## Selecting Columns

In [1]:
import pandas as pd
import janitor
import numpy as np
import datetime
import re
from janitor import patterns
from pandas.api.types import is_datetime64_dtype

In [2]:
df = pd.DataFrame(
        {
            "id": [0, 1],
            "Name": ["ABC", "XYZ"],
            "code": [1, 2],
            "code1": [4, np.nan],
            "code2": ["8", 5],
            "type": ["S", "R"],
            "type1": ["E", np.nan],
            "type2": ["T", "U"],
            "code3": pd.Series(["a", "b"], dtype="category"),
            "type3": pd.to_datetime([np.datetime64("2018-01-01"),
                                    datetime.datetime(2018, 1, 1)]),
        }
    )

df



Unnamed: 0,id,Name,code,code1,code2,type,type1,type2,code3,type3
0,0,ABC,1,4.0,8,S,E,T,a,2018-01-01
1,1,XYZ,2,,5,R,,U,b,2018-01-01


- Select by string:

In [3]:
df.select_columns("id")

['id']

- Select via shell-like glob strings (`*`) is possible:

In [4]:
df.select_columns("type*")

['type', 'type1', 'type2', 'type3']

- Select by slice:

In [5]:
df.select_columns(slice("code1", "type1"))
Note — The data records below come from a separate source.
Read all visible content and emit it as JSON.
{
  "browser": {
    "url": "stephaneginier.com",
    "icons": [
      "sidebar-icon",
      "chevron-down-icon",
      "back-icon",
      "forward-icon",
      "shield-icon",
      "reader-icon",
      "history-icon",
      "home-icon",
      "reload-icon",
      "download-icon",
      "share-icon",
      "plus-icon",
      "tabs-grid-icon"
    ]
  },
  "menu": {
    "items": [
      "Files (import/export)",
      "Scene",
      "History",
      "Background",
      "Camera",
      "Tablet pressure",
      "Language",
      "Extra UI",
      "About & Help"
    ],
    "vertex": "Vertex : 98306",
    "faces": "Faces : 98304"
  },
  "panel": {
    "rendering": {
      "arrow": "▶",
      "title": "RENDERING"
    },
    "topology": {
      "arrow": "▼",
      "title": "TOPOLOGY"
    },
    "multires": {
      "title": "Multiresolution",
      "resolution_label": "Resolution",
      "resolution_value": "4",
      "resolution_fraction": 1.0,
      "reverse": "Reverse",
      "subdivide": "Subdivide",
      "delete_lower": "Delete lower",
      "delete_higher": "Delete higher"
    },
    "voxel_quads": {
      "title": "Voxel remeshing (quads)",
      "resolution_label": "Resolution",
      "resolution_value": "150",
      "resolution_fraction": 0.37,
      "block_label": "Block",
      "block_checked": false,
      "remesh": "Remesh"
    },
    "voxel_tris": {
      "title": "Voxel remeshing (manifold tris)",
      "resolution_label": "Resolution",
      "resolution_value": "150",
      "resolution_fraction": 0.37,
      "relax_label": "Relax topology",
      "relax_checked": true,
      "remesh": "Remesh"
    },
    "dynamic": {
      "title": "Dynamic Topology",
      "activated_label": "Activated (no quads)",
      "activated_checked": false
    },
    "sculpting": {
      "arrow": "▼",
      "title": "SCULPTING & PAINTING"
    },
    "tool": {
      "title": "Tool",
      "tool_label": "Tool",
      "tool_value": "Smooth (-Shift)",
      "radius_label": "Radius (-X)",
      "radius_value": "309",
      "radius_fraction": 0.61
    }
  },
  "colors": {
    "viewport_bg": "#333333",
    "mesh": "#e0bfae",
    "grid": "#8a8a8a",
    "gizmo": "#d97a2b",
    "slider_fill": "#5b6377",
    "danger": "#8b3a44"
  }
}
['code1', 'code2', 'type', 'type1']

- Select by `Callable` (the callable is applied to every column  and should return a single `True` or `False` per column):

In [6]:
df.select_columns(is_datetime64_dtype)

['type3']

In [7]:
df.select_columns(lambda x: x.name.startswith("code") or
                            x.name.endswith("1"))

['code', 'code1', 'code2', 'type1', 'code3']

In [8]:
df.select_columns(lambda x: x.isna().any())

['code1', 'type1']

- Select by regular expression:

In [9]:
df.select_columns(re.compile("\\d+"))

['code1', 'code2', 'type1', 'type2', 'code3', 'type3']

In [10]:
# same as above, with janitor.patterns
# simply a wrapper around re.compile

df.select_columns(patterns("\\d+"))


  df.select_columns(patterns("\\d+"))


['code1', 'code2', 'type1', 'type2', 'code3', 'type3']
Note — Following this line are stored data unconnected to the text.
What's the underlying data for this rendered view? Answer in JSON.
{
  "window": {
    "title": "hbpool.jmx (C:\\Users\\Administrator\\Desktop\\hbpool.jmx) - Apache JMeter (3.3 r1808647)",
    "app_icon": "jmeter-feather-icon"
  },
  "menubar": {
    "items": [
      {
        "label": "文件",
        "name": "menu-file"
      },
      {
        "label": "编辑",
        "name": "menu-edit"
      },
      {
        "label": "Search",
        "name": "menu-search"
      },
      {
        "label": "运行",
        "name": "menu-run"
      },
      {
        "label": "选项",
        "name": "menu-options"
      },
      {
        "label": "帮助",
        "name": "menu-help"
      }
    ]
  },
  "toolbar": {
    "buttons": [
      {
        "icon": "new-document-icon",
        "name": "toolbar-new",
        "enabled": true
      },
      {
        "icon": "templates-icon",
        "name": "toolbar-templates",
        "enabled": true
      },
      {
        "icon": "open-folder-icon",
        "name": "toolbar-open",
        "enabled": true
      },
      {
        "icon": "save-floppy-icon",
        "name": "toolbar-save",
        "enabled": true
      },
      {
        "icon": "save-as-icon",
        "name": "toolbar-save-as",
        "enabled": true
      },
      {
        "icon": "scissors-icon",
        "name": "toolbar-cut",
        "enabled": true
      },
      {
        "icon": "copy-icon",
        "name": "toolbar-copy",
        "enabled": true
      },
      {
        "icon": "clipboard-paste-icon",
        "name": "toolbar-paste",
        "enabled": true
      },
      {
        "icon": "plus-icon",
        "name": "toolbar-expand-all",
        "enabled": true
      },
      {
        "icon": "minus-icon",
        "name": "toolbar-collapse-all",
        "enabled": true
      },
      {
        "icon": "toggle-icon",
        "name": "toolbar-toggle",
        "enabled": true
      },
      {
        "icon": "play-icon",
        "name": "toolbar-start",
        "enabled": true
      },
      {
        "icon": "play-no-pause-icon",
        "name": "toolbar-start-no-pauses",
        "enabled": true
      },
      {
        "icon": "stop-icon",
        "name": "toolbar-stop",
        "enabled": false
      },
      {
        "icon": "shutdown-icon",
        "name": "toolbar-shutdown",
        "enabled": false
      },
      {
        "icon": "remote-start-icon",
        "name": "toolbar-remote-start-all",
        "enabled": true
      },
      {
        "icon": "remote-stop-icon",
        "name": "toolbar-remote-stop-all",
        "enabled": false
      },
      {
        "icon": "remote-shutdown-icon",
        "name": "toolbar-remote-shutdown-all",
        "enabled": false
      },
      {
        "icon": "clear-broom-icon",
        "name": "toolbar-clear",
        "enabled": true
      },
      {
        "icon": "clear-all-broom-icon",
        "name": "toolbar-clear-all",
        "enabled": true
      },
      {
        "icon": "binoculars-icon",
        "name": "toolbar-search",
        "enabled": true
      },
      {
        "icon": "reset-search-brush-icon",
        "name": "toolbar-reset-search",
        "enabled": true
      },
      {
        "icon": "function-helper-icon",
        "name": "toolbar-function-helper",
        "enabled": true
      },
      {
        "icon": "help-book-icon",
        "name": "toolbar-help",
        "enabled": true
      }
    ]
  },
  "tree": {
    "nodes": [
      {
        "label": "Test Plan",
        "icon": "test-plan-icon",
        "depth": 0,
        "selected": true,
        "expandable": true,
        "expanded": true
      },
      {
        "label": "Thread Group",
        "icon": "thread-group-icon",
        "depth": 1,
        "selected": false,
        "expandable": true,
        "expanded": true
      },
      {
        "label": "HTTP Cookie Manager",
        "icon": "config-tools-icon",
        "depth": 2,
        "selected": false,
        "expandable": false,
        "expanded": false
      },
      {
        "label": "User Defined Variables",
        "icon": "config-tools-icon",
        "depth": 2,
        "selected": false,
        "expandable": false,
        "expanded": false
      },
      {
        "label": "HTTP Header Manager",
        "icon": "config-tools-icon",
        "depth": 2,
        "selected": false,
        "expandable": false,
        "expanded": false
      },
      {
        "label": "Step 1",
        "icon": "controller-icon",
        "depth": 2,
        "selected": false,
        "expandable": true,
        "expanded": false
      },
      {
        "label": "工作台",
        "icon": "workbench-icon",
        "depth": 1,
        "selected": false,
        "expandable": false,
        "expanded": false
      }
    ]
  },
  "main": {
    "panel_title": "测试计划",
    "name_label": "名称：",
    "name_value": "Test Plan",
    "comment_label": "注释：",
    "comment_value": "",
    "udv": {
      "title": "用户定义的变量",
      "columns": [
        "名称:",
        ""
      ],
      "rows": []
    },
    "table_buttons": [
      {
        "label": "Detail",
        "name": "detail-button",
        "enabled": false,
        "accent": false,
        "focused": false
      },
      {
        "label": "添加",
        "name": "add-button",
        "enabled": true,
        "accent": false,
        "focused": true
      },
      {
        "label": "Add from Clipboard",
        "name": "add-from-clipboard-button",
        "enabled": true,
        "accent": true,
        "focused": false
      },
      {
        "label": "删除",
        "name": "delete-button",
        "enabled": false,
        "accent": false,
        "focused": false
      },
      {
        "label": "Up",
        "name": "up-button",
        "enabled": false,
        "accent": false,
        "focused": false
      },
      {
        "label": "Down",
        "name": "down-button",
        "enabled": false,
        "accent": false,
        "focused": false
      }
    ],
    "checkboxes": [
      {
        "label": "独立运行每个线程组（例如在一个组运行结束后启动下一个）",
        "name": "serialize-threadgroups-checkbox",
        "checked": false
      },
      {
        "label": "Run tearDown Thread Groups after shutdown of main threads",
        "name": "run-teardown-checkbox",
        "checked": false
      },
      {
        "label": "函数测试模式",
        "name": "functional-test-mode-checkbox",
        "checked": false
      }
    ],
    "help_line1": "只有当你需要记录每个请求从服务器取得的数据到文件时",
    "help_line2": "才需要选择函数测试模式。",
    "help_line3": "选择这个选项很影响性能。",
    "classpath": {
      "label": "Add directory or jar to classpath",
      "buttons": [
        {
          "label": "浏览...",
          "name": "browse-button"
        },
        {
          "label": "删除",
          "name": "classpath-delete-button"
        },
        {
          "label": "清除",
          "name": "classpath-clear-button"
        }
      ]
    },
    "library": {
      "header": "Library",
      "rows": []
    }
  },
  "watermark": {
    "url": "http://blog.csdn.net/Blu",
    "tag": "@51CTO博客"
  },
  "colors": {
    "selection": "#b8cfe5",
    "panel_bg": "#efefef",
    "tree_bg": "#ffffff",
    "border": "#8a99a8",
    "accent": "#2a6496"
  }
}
 - Select a combination of the above (you can combine any of the previous options):

In [11]:
df.select_columns("id", "code*", slice("code", "code2"))

array(['id', 'code', 'code1', 'code2', 'code3'], dtype=object)
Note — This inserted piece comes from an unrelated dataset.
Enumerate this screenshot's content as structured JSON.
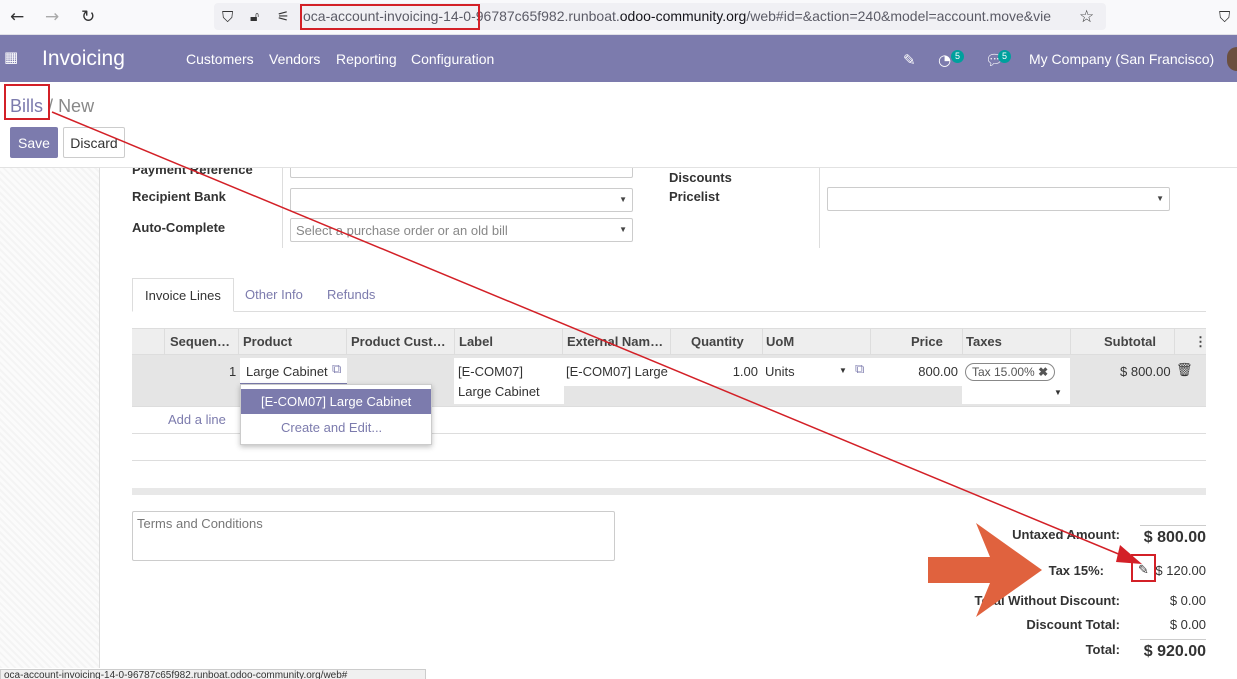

- You can also pass a sequence of booleans:

In [12]:
df.select_columns([True, False, True, True, True,
                   False, False, False, True, False])

Index(['id', 'code', 'code1', 'code2', 'code3'], dtype='object')

- Setting `invert` to `True` returns the complement of the columns provided:

In [13]:
df.select_columns("id", "code*", slice("code", "code2"),
                  invert = True)

array(['id', 'code', 'code1', 'code2', 'code3'], dtype=object)